By Thursday morning I was on the phone with my dentist. "Yes, it’s the molar—the one with the cracked filling you told me about last year. Yes, it hurts. Specifically? It feels like something in there is short-circuiting. What would you recommend I do next?"
A few hours later I was reclined in the dentist's chair, squinting at old x-rays of M#15, the guilty molar. After paying the $400 bill, my gums felt better, but my wallet was clearly catching a cold. So I went straight home to do what KCLs do best—research creative ways to save money on future dental visits. Here’s what I found out!
1. Pay with cash or direct reimbursement
A dental practice is just like any other business—there’s always the risk of a customer defaulting on payment. For this reason, many dental practices will offer a discount if you pay up front with cash. If you have insurance, ask your insurance provider or employer if you have access to an American Dental Association (ADA) program called Direct Reimbursement. This allows you to deposit money into a fund to be used only for dental expenses. Whether you pay with cash or with DR, because your dentist knows payment is guaranteed, they may be willing to offer you a discount.
2. Ask about financing
Many dentists and dental specialists now offer financing to patients. With financing, you have the option to pay off the costs of your dental care over a period of time. Financing may be available interest-free, in a series of payments or both. You may also be able to open a line of credit with your dentist (some boutique practices now have their own credit cards).
If you need care and can’t afford the regular rates, ask if you can negotiate a lower price. If you can combine a lower price with a cash payment, you may find your negotiating power gets stronger. Many health care professionals do operate on a sliding scale for patients with financial need. You may need to fill out an application or do other paperwork, but if you can get a lower rate, it’s worth the time you’ll spend. You can also ask if your dentist knows of any grants or programs you can apply for that can help make up the difference between what you can pay and what the procedure costs.

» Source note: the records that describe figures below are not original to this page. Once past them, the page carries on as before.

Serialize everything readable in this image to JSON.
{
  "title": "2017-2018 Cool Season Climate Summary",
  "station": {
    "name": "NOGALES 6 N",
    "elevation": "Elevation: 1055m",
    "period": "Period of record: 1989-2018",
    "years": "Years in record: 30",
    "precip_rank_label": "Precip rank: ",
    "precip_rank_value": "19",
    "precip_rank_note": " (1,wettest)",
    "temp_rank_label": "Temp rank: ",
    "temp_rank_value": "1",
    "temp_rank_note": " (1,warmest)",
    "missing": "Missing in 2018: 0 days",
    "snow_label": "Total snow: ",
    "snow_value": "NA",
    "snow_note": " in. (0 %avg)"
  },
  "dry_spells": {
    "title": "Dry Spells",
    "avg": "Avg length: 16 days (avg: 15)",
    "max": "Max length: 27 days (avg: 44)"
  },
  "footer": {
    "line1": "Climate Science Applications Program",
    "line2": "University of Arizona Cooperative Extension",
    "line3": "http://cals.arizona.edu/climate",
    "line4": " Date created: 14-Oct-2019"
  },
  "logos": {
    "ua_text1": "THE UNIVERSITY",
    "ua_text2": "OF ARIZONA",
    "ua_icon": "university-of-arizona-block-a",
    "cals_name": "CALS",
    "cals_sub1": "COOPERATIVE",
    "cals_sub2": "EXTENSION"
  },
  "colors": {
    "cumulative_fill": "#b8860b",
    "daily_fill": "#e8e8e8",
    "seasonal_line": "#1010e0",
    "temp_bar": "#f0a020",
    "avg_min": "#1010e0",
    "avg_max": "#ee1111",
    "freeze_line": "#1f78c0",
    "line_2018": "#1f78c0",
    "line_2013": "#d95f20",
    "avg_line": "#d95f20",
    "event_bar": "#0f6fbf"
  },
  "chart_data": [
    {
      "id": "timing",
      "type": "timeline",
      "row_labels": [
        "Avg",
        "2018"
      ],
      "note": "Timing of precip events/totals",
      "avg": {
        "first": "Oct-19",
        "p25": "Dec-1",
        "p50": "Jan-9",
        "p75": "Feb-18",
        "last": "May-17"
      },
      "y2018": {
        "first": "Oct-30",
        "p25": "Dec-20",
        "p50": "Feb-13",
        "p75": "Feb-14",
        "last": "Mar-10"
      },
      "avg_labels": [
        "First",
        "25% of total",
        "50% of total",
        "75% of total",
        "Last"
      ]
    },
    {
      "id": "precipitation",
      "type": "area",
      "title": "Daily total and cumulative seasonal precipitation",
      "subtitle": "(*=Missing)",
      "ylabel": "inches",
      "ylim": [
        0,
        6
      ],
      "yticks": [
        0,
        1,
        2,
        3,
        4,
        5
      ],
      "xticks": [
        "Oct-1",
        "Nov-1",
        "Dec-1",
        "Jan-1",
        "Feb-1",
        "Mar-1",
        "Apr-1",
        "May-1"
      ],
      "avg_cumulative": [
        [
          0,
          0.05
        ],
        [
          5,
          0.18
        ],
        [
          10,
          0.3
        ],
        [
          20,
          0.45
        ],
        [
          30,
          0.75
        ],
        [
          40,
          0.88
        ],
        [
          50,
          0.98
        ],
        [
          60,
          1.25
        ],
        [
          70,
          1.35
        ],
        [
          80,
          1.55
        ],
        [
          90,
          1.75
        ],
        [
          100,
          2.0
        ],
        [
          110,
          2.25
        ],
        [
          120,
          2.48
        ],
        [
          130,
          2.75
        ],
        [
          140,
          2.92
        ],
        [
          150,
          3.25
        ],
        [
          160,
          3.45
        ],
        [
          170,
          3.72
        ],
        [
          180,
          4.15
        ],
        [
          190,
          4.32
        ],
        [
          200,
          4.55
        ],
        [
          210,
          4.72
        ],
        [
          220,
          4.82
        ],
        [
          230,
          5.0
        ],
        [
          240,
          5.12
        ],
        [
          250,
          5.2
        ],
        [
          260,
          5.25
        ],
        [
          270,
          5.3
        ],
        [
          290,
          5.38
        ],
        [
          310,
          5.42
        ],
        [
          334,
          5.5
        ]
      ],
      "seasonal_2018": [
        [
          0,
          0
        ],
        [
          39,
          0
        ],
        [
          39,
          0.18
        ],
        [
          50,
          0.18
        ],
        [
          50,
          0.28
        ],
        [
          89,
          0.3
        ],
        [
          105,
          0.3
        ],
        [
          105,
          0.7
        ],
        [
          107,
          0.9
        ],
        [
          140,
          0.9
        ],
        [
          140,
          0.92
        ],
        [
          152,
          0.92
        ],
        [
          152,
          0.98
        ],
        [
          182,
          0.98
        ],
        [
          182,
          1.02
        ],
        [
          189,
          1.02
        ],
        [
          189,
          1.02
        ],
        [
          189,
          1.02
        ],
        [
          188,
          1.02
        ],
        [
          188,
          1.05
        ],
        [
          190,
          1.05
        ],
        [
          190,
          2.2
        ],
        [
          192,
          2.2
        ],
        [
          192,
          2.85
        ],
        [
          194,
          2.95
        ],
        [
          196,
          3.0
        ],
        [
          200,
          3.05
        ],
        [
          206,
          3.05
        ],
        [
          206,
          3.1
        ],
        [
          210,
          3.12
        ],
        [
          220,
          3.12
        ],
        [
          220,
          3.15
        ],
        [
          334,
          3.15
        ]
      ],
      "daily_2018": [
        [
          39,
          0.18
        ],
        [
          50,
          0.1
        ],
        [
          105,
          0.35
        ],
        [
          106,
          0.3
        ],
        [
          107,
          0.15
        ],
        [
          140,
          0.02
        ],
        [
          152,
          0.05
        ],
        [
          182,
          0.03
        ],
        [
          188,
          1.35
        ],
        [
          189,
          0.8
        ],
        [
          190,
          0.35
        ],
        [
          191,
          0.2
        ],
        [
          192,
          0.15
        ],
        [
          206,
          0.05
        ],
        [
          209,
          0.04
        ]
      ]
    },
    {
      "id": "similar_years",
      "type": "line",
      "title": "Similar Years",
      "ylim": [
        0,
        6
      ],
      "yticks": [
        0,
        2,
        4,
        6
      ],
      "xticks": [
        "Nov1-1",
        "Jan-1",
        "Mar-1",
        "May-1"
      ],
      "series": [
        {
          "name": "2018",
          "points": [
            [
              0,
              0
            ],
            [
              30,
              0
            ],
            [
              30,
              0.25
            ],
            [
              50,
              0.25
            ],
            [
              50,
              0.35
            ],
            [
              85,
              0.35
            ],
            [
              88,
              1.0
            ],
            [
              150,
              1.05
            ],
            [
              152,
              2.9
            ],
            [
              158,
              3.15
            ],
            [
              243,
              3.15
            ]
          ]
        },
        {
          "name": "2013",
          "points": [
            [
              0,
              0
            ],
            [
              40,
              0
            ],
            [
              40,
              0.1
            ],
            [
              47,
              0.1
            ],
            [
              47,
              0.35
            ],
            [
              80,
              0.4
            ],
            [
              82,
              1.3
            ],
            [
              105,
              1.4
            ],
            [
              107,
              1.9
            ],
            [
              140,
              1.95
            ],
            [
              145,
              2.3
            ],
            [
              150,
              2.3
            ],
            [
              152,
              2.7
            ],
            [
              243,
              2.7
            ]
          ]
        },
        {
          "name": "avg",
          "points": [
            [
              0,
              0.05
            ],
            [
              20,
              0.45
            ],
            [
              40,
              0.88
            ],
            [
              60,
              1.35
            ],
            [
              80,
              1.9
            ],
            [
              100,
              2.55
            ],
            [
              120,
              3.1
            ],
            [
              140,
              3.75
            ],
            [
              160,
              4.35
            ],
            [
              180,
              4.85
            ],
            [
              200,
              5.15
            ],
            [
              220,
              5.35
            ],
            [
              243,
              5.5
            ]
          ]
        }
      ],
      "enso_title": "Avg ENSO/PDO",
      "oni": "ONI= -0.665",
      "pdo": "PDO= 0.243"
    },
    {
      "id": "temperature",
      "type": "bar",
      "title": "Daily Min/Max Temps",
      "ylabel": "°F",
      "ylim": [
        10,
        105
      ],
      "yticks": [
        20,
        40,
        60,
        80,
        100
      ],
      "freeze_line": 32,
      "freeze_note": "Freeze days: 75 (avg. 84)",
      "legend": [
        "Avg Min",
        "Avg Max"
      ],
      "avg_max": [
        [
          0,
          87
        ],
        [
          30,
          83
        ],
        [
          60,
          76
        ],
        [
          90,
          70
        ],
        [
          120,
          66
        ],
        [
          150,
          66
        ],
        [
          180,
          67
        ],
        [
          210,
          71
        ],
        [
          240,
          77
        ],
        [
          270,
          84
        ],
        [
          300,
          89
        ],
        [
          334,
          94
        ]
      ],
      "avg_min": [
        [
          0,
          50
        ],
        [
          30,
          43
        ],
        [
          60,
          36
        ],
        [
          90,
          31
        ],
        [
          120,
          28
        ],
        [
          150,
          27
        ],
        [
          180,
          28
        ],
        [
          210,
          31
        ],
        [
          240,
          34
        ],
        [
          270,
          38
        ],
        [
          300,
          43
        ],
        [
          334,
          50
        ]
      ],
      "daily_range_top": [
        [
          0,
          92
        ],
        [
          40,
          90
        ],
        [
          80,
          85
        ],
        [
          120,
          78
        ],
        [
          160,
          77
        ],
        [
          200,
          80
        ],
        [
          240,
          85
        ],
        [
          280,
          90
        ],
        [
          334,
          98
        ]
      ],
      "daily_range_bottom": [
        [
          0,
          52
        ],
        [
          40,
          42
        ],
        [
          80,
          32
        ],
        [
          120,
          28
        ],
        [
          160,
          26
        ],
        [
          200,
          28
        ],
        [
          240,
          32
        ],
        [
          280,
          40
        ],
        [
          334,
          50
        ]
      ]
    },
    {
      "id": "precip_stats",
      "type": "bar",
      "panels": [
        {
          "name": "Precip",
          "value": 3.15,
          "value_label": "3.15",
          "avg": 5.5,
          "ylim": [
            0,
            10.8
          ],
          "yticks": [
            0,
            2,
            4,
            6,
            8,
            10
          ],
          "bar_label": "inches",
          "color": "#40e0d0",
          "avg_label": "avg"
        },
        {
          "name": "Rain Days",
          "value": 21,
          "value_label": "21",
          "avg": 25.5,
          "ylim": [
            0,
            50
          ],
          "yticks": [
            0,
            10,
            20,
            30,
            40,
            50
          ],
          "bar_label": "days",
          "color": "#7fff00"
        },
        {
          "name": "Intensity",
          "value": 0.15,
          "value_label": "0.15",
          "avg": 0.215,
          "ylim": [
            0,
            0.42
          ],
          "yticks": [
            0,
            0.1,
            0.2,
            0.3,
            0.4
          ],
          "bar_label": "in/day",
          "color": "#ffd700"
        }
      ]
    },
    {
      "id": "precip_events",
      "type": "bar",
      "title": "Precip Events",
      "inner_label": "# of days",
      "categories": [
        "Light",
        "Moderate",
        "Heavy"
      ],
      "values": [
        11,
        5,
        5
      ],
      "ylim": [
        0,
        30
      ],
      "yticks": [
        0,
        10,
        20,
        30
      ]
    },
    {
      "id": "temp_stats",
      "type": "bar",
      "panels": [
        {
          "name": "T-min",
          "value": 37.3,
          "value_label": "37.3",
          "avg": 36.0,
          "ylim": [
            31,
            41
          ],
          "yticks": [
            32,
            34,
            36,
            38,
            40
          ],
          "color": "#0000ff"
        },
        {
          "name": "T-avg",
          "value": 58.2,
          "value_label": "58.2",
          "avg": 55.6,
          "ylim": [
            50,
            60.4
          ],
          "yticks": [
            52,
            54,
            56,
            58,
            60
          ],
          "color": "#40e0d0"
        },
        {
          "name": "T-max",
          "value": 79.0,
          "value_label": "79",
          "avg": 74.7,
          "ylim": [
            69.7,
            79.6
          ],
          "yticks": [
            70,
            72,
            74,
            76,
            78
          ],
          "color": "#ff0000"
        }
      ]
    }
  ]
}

4. Work around your deductible and insurance coverage limits
With a bit of creative scheduling, you can often work around tough issues like the need to meet a preliminary deductible or stay below a certain maximum coverage limit. By staying mindful of when your policy ends each year, you can work with your dentist to maximize all available insurance coverage for dental care while minimizing out of pocket expenses.
5. Seek out dentist and hygienist education programs
If you’re lucky enough to have a dental school or hygienist certification program in your local community, you may be able to get the dental care you need for free or a vastly reduced rate. Often dental programs will offer free or low cost dental care for common procedures like cleanings and fillings.
6. Check out new dental care options for adults and kids under the ACA
Finally, the Affordable Care Act (a.k.a. the ACA, a.k.a. Obamacare) requires insurers to offer a basic package of pediatric oral care (for individuals aged 19 and younger) as part of compliance beginning in 2014. Many states (and all states that have opted to participate in the federal exchange in lieu of state-sponsored exchanges) are now offering separate dental riders for adults as well. Be sure to stay mindful of annual enrollment cycles and new ACA-compliant dental care plan options as they become available.